To the Left: Many of you object that Ron Paul wants to set the corporations free along with the rest of us, which to you seems a terrible mistake. Here’s what you’re missing: The entire project that is the national government of the United States is to take money from us working folks and give it to the people who are already rich. I know this is hard to accept after a lifetime of beltway “libertarians” complaining in your ear about the transfer payments the other way around, but no, really.

It’s the bazillionaires who benefit the most from big government. It is their escape from the risks of the market. You want those greedy corporate bastards to have to shape up or go out of business don’t you? You have to set them free — to face the wrath of the sharp competitor and the fed-up consumer. No more welfare for Lockheed. No more welfare for Archer-Daniels Midland. No more welfare for Halliburton. No more welfare for Goldman-Sachs or Citigroup. No more welfare for Wal-Mart. No more welfare for Exxon. No subsidies. No bailouts. Get it? This is Austrian economics. Please don’t mix u2018em up with the right-socialist/demand-side-for-the-rich Chicago monetarist school.

Also, no matter what they may have told you, Ron is running to rein in the empire and reinstate the Bill of Rights, not to abolish the welfare state for social security and Medicare recipients. In fact, he offers the only real plan to shore those programs up, bring the military home from overseas, save the dollar and guarantee that for the people who have been made to pay in their whole lives, they not only get their checks, but they get them in dollars whose value is not being inflated away day by day.

Ron Paul is the only credible candidate who means to end the Iraq and Afghan occupations and bring our military home from their 750+ overseas bases. Isn’t that what you want?

To the anarchists: I personally would very much like to see major portions of Article 1, Section 8 removed, followed by a return to the Articles of Confederation, secession and eventually a private property, individual liberty–based anarchy in the world, but there should be no doubt that reinstating the Constitution as the law of the land would be a great step toward that wonderful no-government future. A Paul presidency is not likely to justify or legitimize the state, but instead will prove just how little we need it. And what’s the alternative, wait for the empire to crash all around us?

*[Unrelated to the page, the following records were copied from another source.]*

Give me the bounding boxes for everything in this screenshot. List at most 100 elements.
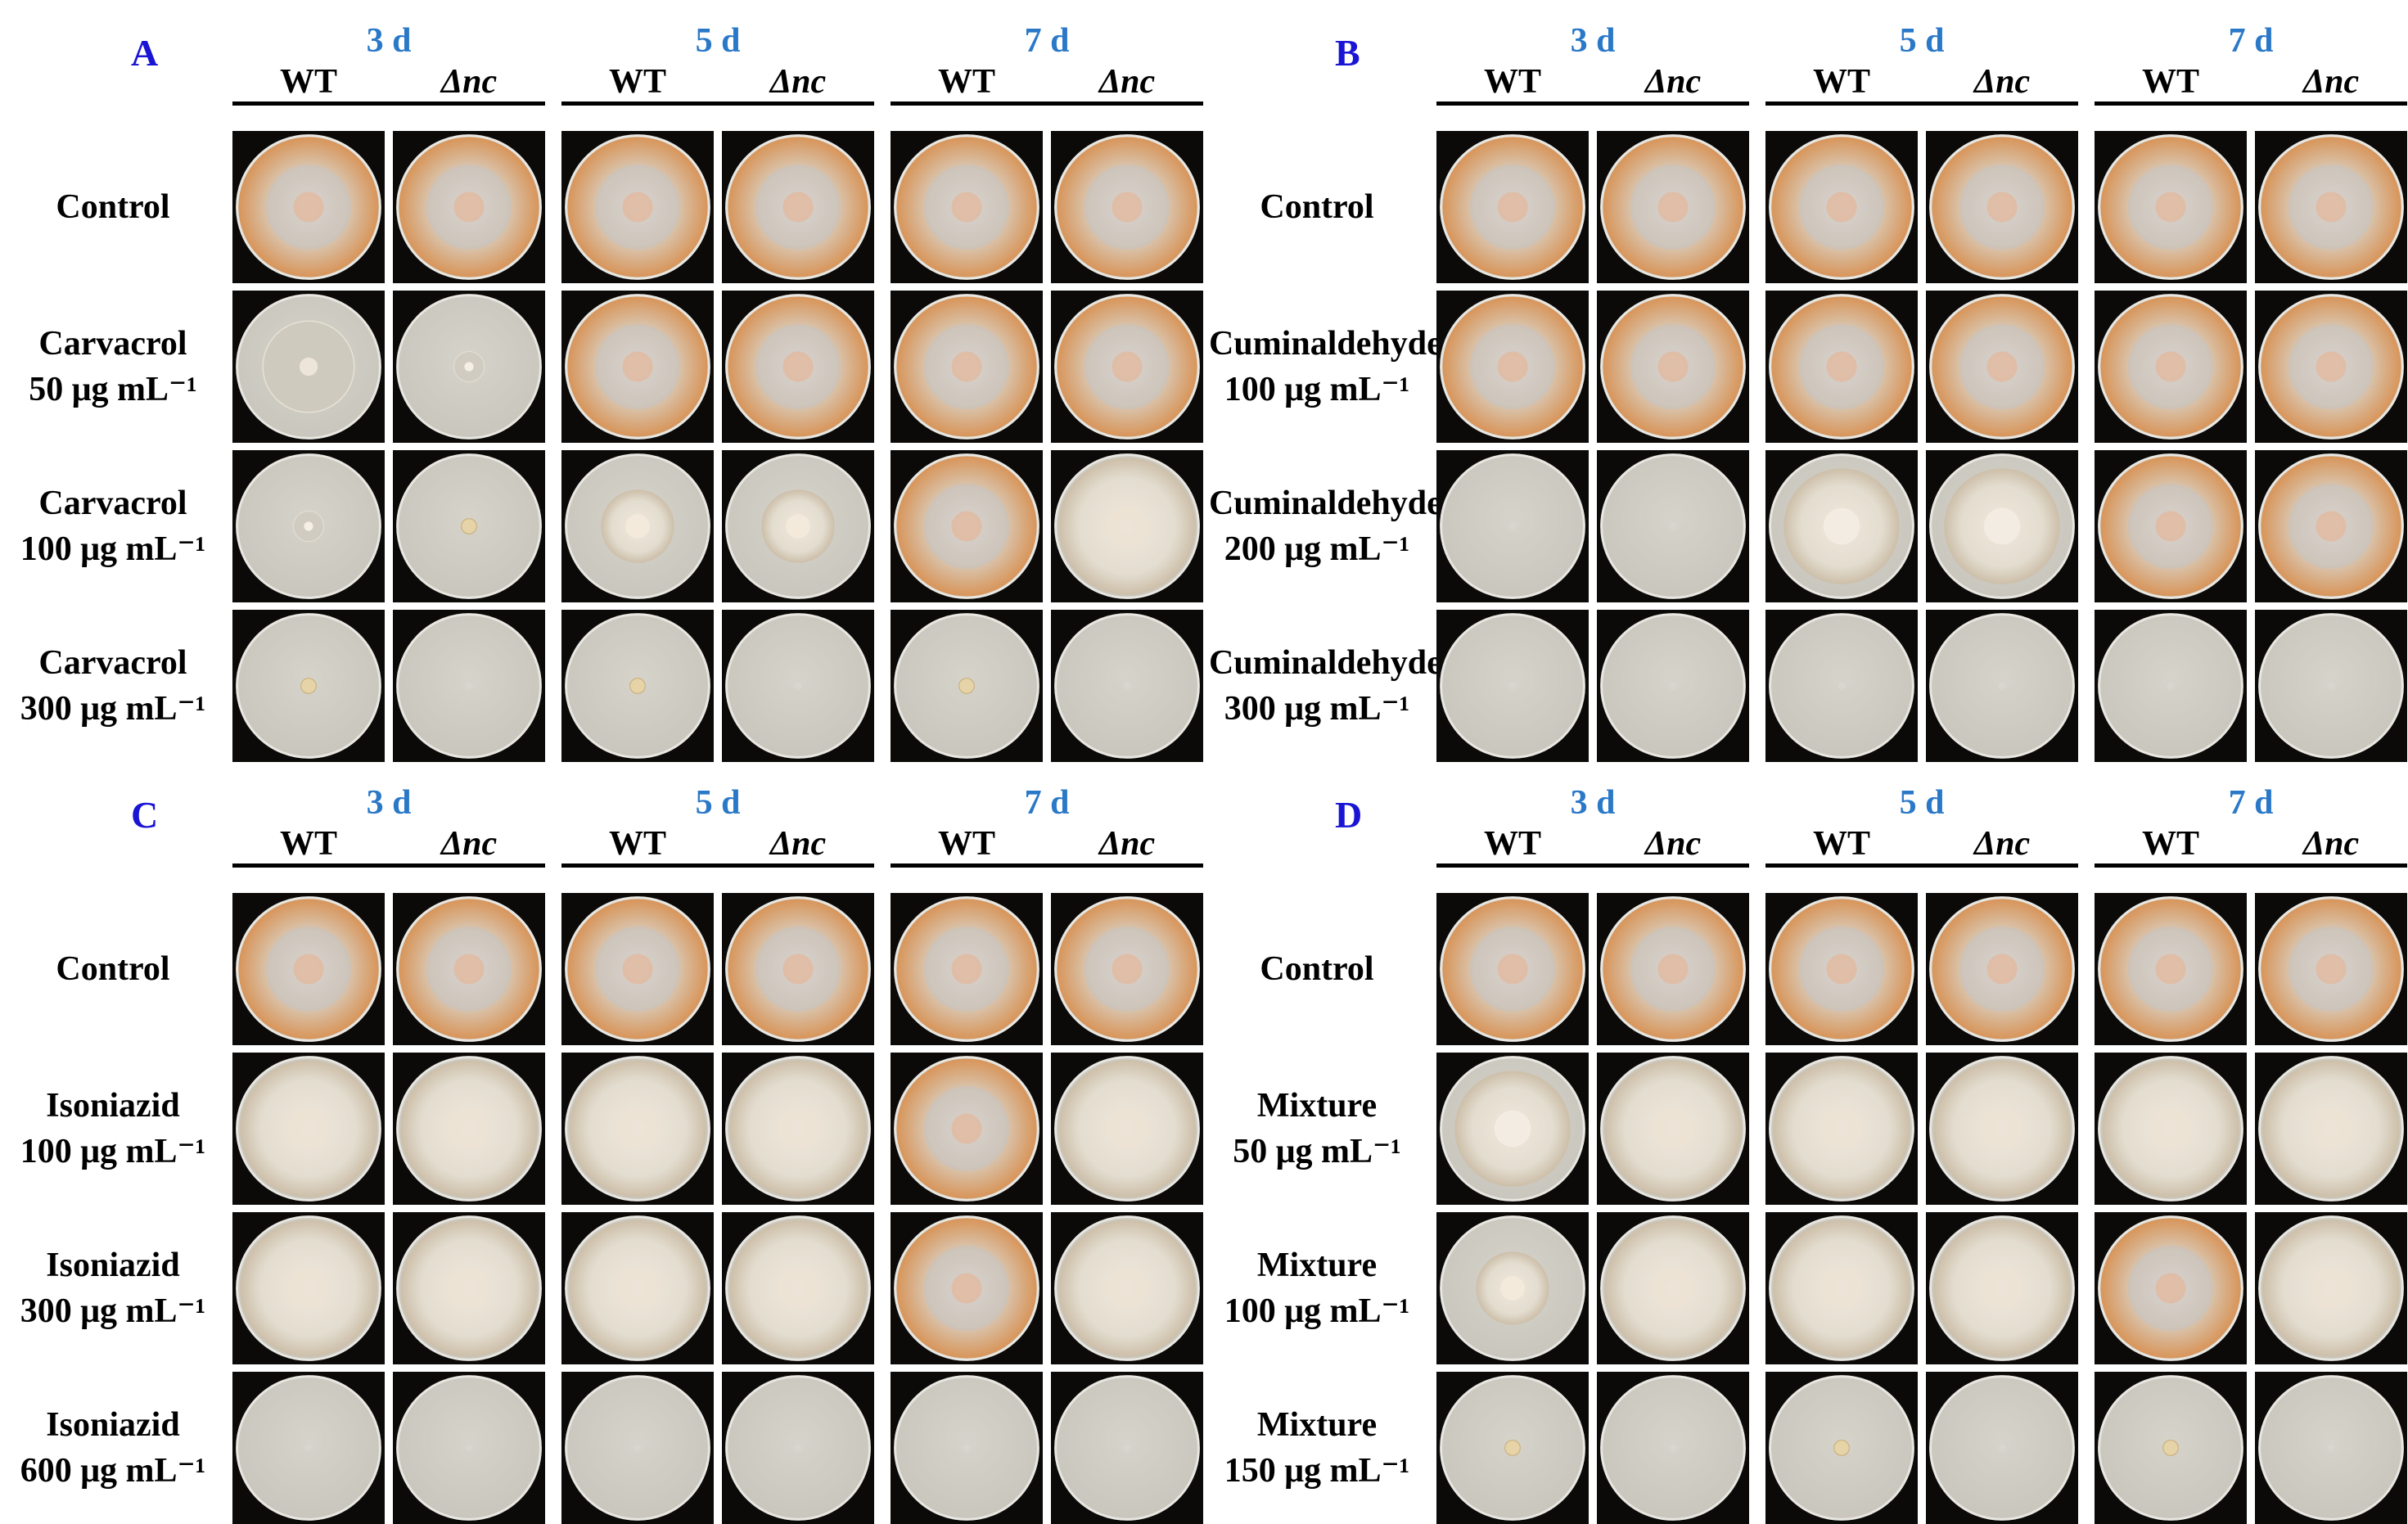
- petri-plate: [232, 610, 385, 762]
- day-label: 5 d: [1899, 22, 1945, 60]
- strain-label: WT: [937, 825, 995, 863]
- petri-plate: [891, 1372, 1043, 1524]
- colony-core: [951, 511, 982, 542]
- colony-core: [293, 954, 324, 985]
- petri-plate: [232, 291, 385, 443]
- petri-plate: [1436, 291, 1589, 443]
- petri-plate: [2095, 131, 2247, 283]
- strain-label: Δnc: [1644, 63, 1702, 101]
- petri-plate: [891, 131, 1043, 283]
- strain-label: Δnc: [2302, 825, 2360, 863]
- petri-plate: [1436, 1053, 1589, 1205]
- panel-b: B 3 d WT Δnc 5 d WT Δnc 7 d WT Δnc Control Cuminald…: [1204, 0, 2408, 762]
- petri-plate: [1765, 450, 1918, 602]
- petri-plate: [1765, 131, 1918, 283]
- colony-core: [1980, 1266, 2024, 1310]
- day-label: 3 d: [366, 784, 412, 822]
- petri-plate: [1051, 1372, 1203, 1524]
- colony-core: [2316, 192, 2347, 223]
- petri-plate: [1051, 1212, 1203, 1364]
- colony-core: [782, 954, 814, 985]
- colony-core: [2155, 511, 2186, 542]
- petri-plate: [1765, 1053, 1918, 1205]
- inoculum-dot: [2162, 1440, 2179, 1456]
- petri-plate: [393, 893, 545, 1045]
- colony-core: [1986, 192, 2018, 223]
- colony-core: [1651, 1266, 1695, 1310]
- strain-label: WT: [2141, 825, 2199, 863]
- petri-plate: [722, 610, 874, 762]
- petri-plate: [393, 1053, 545, 1205]
- colony-core: [1980, 1107, 2024, 1151]
- colony-core: [776, 1107, 820, 1151]
- petri-plate: [1051, 450, 1203, 602]
- petri-plate: [891, 1212, 1043, 1364]
- colony-core: [786, 514, 810, 539]
- treatment-label: Isoniazid 300 μg mL⁻¹: [20, 1247, 206, 1330]
- panel-letter: C: [131, 794, 159, 836]
- petri-plate: [393, 610, 545, 762]
- petri-plate: [1597, 1372, 1749, 1524]
- colony-core: [2155, 192, 2186, 223]
- inoculum-dot: [461, 518, 477, 534]
- colony-core: [622, 954, 653, 985]
- panel-d: D 3 d WT Δnc 5 d WT Δnc 7 d WT Δnc Control Mixture …: [1204, 762, 2408, 1524]
- treatment-label: Isoniazid 600 μg mL⁻¹: [20, 1406, 206, 1490]
- colony-core: [1494, 1110, 1531, 1148]
- petri-plate: [2255, 450, 2407, 602]
- petri-plate: [561, 291, 714, 443]
- group-underline: [891, 863, 1203, 868]
- colony-core: [1105, 1107, 1149, 1151]
- colony-core: [1657, 954, 1689, 985]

So far, the Ron Paul campaign for the presidency has gone far, far better than I could have imagined when I first heard he was running. It turns out that just because he is one of a kind in terms of politicians, it didn’t mean there weren’t millions of us who believe in the same things — enough of us to compete with the financial totals of the War Party players. Many on board this Revolution have been little l libertarians all their lives and just needed someone to explain it to them out loud. If Paul gets the nomination, I think he’ll have no trouble beating Obama or Clinton in the fall and as president will be able to refuse to do a great many things. It would be cause for beer drinking, barbecues, fireworks and celebrations across the land.

If he doesn’t, then whether he goes back to the House, makes an independent run, both or however it shakes out, no one really knows. But America, as local Meetup organizer Paul Davis pointed out in his speech at the Austin, Texas Tea Party of 2007, has already been changed forever by this movement of regular Americans stepping up to restore the rule of law to this country, to prevent any further descent of our society into this brave old world of mercantilism, perpetual war, and the expansion of executive power into every aspect of our lives — and even to make some major reversals before the worst consequences of empire come due. It’s the fruition of the classical liberal revival so many libertarians have worked so hard to build over the years. Perhaps it is even the beginning of a permanent new realignment in America. Peace and Freedom are a big deal again.

Already the other congressmen are asking Paul how to get people to like them (and give them money) too. The message is loud and clear: start with following the example of Ron Paul’s dedication to liberty.

Maybe Garet Garrett was wrong. Maybe it’s not too late to restore the republic.